The resulting fire destroyed 61 homes and killed 11 people, including five children.
“Children younger and older than us were killed by a bomb that was dropped by police and stuff, and they didn’t even know why,” said Jubilee School 6th grader Ella Adams.
Meet Ella, Hannah, Ishtar, Nigel and David.
“I don’t understand how Philadelphia could do that,” said David Bannister, a 7th grader.
These current and former students at the Jubilee School make up “Songs of the Children,” an anti-violence group.
After learning about MOVE last May, teacher Karen Falcon took the group to Osage Avenue.
“The houses look really worn down, it wasn’t rebuilt well,” said Ishtar El, a 6th grader.
What stood out was what was missing: a memorial telling what happened.
“We were like, ‘how about we make a historical marker?’” said Hannah Romer, a 6th grader.
They got 200 signatures and filled out an application for a historical marker; the Pennsylvania Historical and Museum Commission gave approval in March.

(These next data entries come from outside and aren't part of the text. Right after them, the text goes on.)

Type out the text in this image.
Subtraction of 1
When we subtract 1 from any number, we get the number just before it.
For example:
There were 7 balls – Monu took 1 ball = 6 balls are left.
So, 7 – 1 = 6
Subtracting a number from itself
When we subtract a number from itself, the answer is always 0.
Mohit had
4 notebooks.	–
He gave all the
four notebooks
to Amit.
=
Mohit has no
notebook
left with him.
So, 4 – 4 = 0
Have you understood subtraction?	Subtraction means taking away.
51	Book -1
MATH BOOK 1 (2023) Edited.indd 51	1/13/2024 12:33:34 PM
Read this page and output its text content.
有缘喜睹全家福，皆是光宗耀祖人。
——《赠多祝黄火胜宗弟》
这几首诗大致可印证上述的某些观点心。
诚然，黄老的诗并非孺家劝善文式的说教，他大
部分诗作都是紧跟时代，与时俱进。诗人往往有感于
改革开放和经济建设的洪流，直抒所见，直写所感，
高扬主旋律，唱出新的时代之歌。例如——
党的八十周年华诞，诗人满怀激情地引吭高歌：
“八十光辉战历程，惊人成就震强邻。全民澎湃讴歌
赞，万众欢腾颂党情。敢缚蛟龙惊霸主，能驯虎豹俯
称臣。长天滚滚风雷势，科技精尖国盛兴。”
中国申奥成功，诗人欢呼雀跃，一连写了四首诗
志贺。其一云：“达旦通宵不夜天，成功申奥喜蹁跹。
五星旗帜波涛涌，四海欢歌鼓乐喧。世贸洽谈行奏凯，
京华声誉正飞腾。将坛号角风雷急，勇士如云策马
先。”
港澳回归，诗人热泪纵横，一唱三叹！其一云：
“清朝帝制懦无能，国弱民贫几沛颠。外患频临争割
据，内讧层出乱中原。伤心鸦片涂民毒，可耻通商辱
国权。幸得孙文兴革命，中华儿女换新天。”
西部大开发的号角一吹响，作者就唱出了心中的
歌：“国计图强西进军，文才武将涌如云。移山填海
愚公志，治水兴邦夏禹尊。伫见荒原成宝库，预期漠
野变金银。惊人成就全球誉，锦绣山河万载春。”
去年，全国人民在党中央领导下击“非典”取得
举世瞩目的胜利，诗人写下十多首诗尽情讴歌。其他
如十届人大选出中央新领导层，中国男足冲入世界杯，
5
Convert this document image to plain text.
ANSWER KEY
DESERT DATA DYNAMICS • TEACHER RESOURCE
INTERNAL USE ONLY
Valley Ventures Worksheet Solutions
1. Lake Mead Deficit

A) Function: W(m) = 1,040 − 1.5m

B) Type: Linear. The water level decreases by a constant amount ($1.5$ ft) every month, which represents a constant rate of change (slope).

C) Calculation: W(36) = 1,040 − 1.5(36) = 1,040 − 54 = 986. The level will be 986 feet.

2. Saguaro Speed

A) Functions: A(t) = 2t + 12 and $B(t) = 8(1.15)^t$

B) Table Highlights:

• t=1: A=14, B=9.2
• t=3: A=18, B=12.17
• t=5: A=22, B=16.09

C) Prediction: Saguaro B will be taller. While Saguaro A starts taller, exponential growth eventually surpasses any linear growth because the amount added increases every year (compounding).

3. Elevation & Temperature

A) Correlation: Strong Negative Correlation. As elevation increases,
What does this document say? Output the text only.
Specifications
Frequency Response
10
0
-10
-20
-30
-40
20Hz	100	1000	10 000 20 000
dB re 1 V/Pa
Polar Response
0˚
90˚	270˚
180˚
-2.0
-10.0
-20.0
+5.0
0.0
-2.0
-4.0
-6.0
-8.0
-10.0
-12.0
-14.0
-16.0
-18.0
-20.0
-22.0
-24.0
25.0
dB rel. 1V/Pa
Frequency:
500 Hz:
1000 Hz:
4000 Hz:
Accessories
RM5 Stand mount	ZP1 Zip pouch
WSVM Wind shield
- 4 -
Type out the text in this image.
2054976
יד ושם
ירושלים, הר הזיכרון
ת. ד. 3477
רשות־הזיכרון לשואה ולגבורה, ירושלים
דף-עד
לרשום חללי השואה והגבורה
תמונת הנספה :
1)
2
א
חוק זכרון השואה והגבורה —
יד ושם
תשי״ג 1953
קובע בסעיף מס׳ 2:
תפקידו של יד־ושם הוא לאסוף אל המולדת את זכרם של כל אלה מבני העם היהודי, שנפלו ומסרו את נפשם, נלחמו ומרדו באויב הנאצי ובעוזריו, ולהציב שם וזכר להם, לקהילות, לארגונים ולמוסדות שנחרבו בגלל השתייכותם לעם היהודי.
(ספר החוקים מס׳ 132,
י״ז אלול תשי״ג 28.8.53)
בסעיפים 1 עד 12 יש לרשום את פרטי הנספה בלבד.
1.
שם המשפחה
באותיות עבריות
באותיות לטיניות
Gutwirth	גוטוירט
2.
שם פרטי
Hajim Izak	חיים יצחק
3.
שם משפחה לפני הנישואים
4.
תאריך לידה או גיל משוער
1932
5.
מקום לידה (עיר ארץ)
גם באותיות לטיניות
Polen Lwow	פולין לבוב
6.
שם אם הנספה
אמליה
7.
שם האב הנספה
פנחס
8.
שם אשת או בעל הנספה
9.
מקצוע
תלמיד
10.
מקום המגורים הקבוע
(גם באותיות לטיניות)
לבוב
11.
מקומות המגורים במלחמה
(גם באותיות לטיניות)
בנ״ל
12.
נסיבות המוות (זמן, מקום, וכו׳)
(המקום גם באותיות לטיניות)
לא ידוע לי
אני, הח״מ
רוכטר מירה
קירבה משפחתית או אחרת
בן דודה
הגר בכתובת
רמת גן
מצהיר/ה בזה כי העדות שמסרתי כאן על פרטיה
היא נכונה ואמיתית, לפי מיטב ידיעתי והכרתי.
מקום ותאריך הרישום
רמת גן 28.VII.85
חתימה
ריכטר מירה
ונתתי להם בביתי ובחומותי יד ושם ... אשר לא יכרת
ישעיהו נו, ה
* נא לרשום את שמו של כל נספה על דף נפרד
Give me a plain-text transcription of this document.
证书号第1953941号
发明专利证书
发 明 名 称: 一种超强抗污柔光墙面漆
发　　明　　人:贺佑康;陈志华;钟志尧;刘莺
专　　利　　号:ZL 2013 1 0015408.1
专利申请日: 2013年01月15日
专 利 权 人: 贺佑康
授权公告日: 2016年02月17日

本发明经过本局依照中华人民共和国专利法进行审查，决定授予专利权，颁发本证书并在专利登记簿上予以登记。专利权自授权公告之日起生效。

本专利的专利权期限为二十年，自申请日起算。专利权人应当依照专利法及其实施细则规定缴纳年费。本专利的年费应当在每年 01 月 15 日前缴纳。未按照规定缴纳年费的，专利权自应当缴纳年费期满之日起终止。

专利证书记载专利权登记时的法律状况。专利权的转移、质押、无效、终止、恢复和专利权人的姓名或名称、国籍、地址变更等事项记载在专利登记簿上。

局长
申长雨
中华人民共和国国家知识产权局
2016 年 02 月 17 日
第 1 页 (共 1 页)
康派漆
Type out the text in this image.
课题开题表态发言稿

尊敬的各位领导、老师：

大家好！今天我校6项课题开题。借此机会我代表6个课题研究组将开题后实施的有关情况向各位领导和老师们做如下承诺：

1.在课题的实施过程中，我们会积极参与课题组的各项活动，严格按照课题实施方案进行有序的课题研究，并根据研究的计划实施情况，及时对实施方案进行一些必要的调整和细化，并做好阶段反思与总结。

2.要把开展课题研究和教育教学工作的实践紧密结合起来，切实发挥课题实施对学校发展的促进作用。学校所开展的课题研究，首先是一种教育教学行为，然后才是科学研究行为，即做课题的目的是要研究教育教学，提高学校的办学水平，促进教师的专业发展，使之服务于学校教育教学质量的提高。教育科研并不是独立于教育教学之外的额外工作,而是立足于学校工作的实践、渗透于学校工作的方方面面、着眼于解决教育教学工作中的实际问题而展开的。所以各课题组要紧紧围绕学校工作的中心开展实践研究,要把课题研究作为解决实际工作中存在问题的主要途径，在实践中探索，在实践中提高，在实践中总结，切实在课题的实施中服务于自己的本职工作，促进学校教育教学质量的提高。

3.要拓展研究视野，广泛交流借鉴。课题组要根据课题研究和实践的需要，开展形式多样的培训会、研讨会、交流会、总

The MOVE Bombing marker will be placed at the corner of Osage and Cobbs Creek Parkway. It will summarize the tragedy, including participation by the city, state police, and FBI.
“It’s really empowering, and it makes me feel happy that we could do something like this,” said Ishtar.
They launched a GoFundMe for the plaque for the June 24th dedication and for a documentary for their campaign. They also sold baked goods.
“I really want to show that this is out there, and this happened, and we cannot avoid it,” said Hannah.
And that kids, no matter their age, “we can do something about it, and we can make a difference,” said 7th grader Nigel Carter
By taking action, that makes change.